Or, depuis dimanche, le Comité a publié une entente préliminaire sur des normes plus sévères qui sont accueillies très différemment selon les régions du monde.

Alors que les dirigeants de grandes banques européennes et américaines - les plus touchées par la crise de 2008 - s'inquiètent du coût de ces nouvelles normes, leurs vis-à-vis dans les banques canadiennes affichent leur satisfaction parce leurs normes de gestion de capital approchent ou dépassent même les prochaines normes internationales.

La conséquence? Les principales banques canadiennes, déjà parmi les mieux capitalisées du monde industrialisé, auront moins à se presser pour augmenter encore leurs réserves de capital au cours des prochaines années.

Et pour leurs actionnaires, ce scénario laisse prévoir une disponibilité plus importante et hâtive de capital excédentaire, ce qui pourrait ouvrir la voie à des hausses de dividendes dès les prochains trimestres.

En Bourse, les investisseurs n'ont pas tardé à signaler leur satisfaction.

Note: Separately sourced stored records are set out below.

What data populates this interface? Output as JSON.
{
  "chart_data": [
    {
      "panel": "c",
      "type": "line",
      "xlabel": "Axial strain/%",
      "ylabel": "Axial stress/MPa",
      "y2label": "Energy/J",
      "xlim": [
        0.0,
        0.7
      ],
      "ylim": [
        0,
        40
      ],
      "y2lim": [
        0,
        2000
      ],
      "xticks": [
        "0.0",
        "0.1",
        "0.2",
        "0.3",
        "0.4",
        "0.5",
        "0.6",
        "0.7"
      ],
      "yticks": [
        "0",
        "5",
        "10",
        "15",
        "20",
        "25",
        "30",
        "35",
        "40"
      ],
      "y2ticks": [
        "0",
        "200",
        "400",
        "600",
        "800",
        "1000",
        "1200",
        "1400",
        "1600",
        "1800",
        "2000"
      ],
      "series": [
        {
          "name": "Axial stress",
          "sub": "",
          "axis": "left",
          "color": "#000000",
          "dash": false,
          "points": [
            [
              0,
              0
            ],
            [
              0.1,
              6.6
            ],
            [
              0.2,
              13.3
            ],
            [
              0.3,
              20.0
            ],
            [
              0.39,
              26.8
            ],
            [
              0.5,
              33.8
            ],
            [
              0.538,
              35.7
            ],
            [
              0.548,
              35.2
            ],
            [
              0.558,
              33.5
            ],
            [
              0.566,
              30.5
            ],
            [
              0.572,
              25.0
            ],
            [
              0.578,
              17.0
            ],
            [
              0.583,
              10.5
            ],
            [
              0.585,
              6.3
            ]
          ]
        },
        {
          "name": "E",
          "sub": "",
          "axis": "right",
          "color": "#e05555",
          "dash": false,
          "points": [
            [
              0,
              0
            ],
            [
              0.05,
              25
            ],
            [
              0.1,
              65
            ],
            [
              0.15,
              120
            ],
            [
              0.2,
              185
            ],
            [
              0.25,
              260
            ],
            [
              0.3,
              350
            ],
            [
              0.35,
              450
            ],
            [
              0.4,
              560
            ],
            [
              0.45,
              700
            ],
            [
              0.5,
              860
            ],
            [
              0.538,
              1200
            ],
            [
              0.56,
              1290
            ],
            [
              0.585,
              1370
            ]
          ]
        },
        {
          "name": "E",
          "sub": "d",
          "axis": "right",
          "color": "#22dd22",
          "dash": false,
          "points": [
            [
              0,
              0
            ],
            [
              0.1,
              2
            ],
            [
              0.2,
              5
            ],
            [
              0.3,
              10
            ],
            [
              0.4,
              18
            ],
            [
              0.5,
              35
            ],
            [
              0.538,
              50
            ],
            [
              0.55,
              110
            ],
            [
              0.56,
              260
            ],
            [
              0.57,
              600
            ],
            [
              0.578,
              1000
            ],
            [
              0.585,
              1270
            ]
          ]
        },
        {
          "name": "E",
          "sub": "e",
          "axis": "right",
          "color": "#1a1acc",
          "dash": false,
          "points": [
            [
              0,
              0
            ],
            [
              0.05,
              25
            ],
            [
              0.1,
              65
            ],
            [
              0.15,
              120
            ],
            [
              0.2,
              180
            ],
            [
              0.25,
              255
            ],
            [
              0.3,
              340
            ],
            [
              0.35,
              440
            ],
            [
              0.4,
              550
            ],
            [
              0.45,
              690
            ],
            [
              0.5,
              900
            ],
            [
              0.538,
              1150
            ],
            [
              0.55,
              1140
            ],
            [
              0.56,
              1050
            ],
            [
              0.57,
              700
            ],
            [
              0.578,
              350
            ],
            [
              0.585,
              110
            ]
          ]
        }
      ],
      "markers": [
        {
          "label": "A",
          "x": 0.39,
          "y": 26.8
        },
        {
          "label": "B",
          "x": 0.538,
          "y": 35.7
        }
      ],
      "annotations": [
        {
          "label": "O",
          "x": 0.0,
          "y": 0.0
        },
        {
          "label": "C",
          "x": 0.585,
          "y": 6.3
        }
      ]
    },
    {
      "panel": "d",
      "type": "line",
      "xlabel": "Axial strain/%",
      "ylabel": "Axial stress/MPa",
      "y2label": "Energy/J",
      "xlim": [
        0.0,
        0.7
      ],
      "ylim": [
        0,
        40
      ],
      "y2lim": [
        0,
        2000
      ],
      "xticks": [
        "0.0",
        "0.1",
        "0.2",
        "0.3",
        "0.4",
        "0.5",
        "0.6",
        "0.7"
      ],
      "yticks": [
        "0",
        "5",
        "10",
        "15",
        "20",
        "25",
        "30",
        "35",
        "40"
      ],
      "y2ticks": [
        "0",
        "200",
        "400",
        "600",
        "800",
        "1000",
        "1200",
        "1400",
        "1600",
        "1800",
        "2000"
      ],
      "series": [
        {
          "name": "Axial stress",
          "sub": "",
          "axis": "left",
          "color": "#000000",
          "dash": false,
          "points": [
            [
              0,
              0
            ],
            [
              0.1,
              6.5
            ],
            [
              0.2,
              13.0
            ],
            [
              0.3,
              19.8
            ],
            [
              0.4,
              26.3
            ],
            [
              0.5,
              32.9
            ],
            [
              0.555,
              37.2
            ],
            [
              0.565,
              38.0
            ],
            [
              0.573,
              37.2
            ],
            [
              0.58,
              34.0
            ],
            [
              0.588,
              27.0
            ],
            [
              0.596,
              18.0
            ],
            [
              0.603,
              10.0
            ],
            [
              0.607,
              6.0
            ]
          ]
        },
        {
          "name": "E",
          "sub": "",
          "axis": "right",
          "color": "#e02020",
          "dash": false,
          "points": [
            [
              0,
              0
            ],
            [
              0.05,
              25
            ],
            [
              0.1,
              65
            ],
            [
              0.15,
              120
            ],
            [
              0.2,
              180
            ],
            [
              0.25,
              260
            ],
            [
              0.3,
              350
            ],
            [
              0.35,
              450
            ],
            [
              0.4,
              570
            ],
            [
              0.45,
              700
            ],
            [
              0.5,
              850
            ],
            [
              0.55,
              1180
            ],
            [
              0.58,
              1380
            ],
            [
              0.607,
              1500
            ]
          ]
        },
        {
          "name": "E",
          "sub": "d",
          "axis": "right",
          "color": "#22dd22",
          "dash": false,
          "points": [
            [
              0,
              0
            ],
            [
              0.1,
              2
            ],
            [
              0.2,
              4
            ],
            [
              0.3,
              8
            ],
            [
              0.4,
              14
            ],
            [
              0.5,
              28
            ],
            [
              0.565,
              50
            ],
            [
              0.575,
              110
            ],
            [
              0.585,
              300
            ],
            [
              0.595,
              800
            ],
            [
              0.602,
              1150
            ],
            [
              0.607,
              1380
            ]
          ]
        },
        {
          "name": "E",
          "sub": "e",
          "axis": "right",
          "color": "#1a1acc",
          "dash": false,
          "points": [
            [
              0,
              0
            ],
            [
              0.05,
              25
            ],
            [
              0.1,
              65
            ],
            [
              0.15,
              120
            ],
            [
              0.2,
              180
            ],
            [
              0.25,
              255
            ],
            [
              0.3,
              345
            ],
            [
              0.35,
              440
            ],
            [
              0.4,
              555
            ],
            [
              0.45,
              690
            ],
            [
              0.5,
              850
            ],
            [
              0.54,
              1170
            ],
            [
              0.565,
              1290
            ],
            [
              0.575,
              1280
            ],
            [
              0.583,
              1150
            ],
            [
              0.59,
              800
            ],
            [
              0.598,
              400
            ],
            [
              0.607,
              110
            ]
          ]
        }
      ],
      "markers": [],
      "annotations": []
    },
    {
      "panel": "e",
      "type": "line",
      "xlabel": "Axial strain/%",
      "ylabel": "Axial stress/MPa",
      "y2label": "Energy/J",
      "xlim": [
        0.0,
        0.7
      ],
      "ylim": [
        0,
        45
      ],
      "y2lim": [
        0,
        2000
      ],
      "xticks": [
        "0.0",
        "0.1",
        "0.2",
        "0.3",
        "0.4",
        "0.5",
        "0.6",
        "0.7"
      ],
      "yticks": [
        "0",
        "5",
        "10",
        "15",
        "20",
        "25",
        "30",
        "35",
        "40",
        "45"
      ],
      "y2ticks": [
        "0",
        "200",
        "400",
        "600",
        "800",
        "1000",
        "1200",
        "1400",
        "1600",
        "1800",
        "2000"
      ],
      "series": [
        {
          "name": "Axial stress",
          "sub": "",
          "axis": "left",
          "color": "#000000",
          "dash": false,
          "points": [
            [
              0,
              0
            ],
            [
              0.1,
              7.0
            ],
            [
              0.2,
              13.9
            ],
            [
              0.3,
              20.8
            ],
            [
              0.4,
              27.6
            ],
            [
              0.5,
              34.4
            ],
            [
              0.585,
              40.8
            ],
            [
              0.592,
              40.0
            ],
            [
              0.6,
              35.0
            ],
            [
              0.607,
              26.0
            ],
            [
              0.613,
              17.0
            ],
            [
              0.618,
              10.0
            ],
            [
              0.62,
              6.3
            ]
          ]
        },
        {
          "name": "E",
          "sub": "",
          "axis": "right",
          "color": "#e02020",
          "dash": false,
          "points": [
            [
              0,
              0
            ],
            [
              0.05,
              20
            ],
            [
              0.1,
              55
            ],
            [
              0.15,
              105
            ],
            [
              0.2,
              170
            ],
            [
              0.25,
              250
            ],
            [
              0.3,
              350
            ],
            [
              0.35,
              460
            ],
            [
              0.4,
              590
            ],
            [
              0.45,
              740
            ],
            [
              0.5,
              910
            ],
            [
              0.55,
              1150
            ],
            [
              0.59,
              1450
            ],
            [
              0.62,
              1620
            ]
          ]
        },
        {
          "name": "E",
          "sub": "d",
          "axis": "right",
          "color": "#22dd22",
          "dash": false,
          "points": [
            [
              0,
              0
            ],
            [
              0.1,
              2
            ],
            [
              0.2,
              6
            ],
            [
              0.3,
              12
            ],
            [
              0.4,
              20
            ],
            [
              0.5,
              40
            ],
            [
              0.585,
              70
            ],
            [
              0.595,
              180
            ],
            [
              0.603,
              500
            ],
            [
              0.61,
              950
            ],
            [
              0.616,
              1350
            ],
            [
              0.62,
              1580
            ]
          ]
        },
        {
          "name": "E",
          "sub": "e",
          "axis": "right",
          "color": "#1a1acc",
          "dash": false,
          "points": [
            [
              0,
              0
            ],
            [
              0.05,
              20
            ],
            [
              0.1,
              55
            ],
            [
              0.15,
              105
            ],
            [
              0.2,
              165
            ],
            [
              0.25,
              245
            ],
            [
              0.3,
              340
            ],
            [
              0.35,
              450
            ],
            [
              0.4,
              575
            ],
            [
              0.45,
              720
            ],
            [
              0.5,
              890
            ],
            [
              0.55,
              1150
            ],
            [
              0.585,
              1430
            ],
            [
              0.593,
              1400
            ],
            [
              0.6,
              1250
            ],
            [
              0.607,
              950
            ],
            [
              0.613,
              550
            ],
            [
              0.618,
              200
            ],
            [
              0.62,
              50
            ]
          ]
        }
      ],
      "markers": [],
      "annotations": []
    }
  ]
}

L'indice sectoriel des banques et services financiers a grimpé à un rythme trois fois plus élevé que celui de l'indice de marché S&P/TSX, hier, à la Bourse de Toronto.

«L'entente préliminaire de Bâle III s'avère positive pour les six principales banques au Canada, tant pour la teneur des nouvelles normes que leur calendrier d'implantation d'ici 2018», a résumé Peter Routledge, analyste à la Financière Banque Nationale, dans une note à ses clients-investisseurs.

«L'implantation des nouvelles normes de Bâle III durera encore plus longtemps que nous anticipions. Les banques canadiennes pourront facilement s'ajuster aux nouvelles normes de capitalisation d'ici là», a estimé pour sa part André-Philippe Hardy, analyste bancaire chez Marchés des capitaux RBC.

Selon l'énoncé préliminaire de Bâle III, le principal renforcement des normes touche le capital des banques dit de «première catégorie». En fait, Bâle III prévoit une définition plus restrictive de ce capital de base des banques, tout en le comparant davantage à leurs actifs pondérés selon leur niveau de risque. La future norme principale de capitalisation déduirait du capital de première catégorie des actifs considérés «intangibles», tels que la mesure comptable de l'achalandage.

Pour les six principales banques canadiennes, cela signifie que leur capital actuel de première catégorie, qui totalise 137 milliards, serait réduit à 88 milliards environ, selon une évaluation de l'analyste Peter Routledge.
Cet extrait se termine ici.